Police initially arrested thirty-three-year-old Lamar Sinclair after several undercover sales with officers tested positive for fentanyl. Fentanyl is a painkiller 50 to 100 times stronger than morphine and is the primary driver of the U.S. heroin epidemic and the disturbing increase in overdoses. Sinclair reportedly bragged about how potent his heroin was, and dubbed it “The Missile” for its strength, reports CBS 6.

Sinclair pleaded guilty Sept. 7 to conspiracy to distribute heroin in Norfolk and Virginia Beach along with eight other people. Authorities found that Sinclair had been involved with illegal sales of heroin for a least four years.

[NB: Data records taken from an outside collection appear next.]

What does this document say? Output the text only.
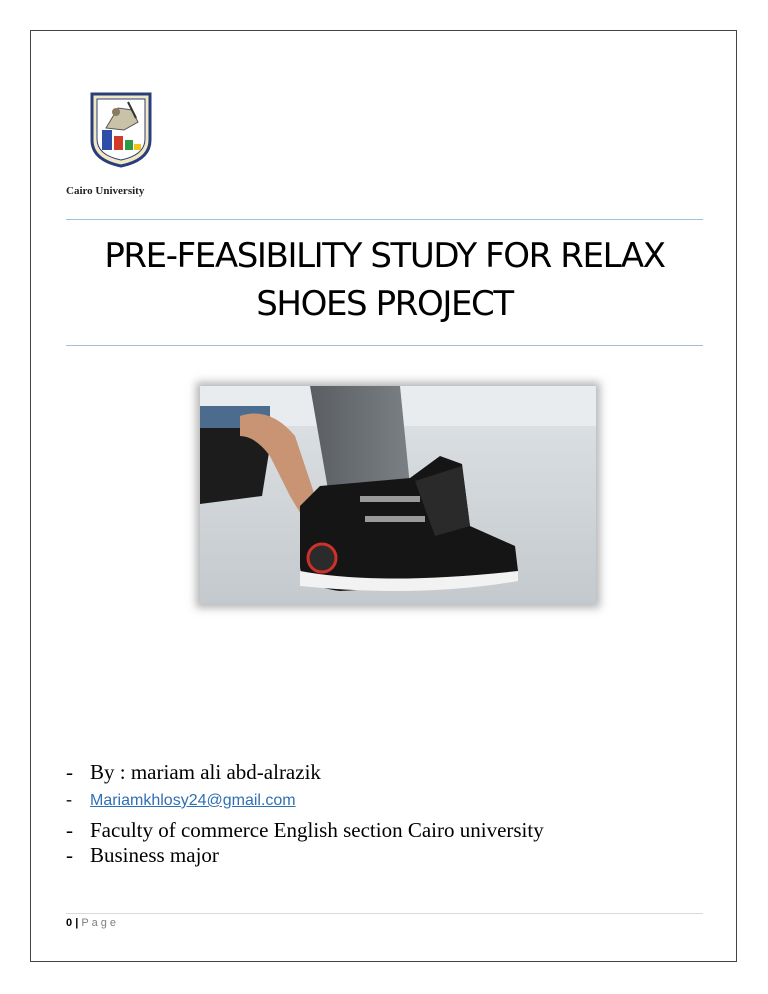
Cairo University
PRE-FEASIBILITY STUDY FOR RELAX
SHOES PROJECT
- By : mariam ali abd-alrazik
-	Mariamkhlosy24@gmail.com
- Faculty of commerce English section Cairo university
- Business major
0 | Page
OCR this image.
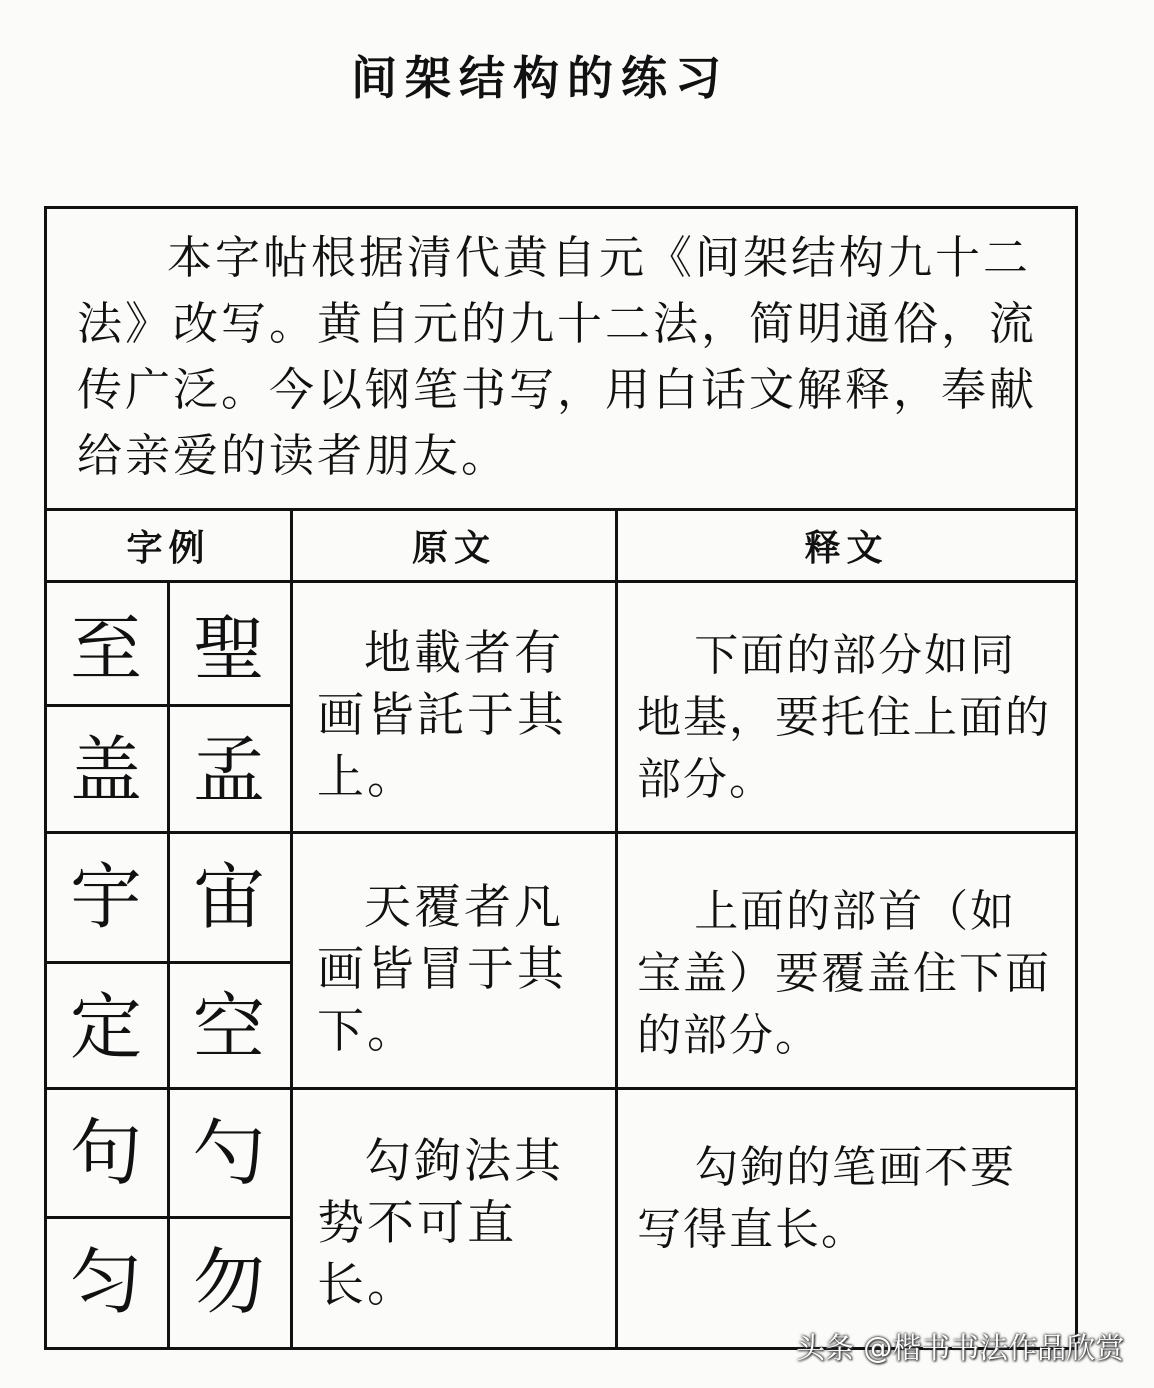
间架结构的练习
本字帖根据清代黄自元《间架结构九十二法》改写。黄自元的九十二法，简明通俗，流传广泛。今以钢笔书写，用白话文解释，奉献给亲爱的读者朋友。
字例	原文	释文
至 聖
盖 孟
地載者有画皆託于其上。
下面的部分如同地基，要托住上面的部分。
宇 宙
定 空
天覆者凡画皆冒于其下。
上面的部首（如宝盖）要覆盖住下面的部分。
句 勺
匀 勿
勾鉤法其势不可直长。
勾鉤的笔画不要写得直长。
头条 @楷书书法作品欣赏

Emergency responders dealt with six overdoses tied to Sinclair’s fentanyl spiked batches, and while no one died, all six had to be revived by authorities with the overdose antidote naloxone, also called Narcan. Prosecutors said Sinclair was aware of the overdoses and continued selling his batch.

A record 33,000 people died from opioid overdoses in 2015 and the problem only seems to be accelerating. Health officials with the Centers for Disease Control and Prevention (CDC) revealed Dec. 8 that for the first time ever, there were more deaths related to heroin than gun homicides or suicides in 2015.

“The epidemic of deaths involving opioids continues to worsen,” CDC Director Tom Frieden said Dec. 8. “Prescription opioid misuse and use of heroin and illicitly manufactured fentanyl are intertwined and deeply troubling problems. We need to drastically improve both the treatment of pain and the treatment of opioid use disorders and increase the use of naloxone to reverse opioid overdose.”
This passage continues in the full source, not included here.